Release of inflammatory mediators is associated with PM-induced impairment of endothelium-dependent vasodilatation in systemic arteries (Nurkiewicz et al. 2006; Törnqvist et al. 2007). In the present study, the anti-inflammatory drug dexamethasone prevented SRM1648-induced impairment of NO-dependent relaxation in intrapulmonary arteries. Moreover, SRM1648 increased the release of proinflammatory mediators (TNF-α, IL-8) from intrapulmonary arteries or endothelial cells. Proinflammatory mediators such as TNF-α are key players in alterations of the NO signaling pathway in the vasculature (Huang and Vita 2006), including in pulmonary arteries (Greenberg et al. 1993). They may induce a decrease in NO, but not cGMP, responsiveness in systemic resistance arteries (Jiménez-Altayó et al. 2006). We show here that SRM1648 also increased IL-8 release. This chemokine is a key mediator in inflammatory pulmonary diseases, not only by attracting neutrophils, but also by acting on vascular cells (Mukaida 2003).

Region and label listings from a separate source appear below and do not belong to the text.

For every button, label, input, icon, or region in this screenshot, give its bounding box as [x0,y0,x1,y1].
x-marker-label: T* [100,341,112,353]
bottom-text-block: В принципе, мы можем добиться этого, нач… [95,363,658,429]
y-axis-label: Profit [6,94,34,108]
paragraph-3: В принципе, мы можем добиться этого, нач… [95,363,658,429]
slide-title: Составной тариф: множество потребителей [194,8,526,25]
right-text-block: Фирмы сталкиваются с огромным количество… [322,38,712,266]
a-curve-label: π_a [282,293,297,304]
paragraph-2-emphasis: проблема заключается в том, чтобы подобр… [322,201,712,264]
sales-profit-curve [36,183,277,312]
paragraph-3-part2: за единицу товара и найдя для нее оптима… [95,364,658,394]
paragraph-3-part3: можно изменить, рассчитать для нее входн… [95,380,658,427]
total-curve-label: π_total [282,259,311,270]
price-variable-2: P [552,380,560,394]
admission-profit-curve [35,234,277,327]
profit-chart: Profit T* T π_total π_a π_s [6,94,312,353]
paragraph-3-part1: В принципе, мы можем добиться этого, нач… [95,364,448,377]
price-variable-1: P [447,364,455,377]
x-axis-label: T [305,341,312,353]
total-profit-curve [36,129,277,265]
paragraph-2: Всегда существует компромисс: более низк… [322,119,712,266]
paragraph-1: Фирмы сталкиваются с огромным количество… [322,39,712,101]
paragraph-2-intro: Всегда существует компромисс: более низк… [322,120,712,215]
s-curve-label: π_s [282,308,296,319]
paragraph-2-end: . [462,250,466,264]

In conclusion, this study shows that urban but not manufactured PM (including nanoparticles) impairs NO-mediated relaxation, without affecting cGMP responsiveness in rat intrapulmonary arteries. We attribute this result to an oxidative-stress–independent inflammatory response, resulting in decreased guanylyl cyclase activation by NO. Such impairment of the NO pathway in pulmonary circulation may favor vasoconstriction, remodeling, and thrombosis, all contributing to enhance arterial resistance, which in turn may have a negative impact on cardiac function.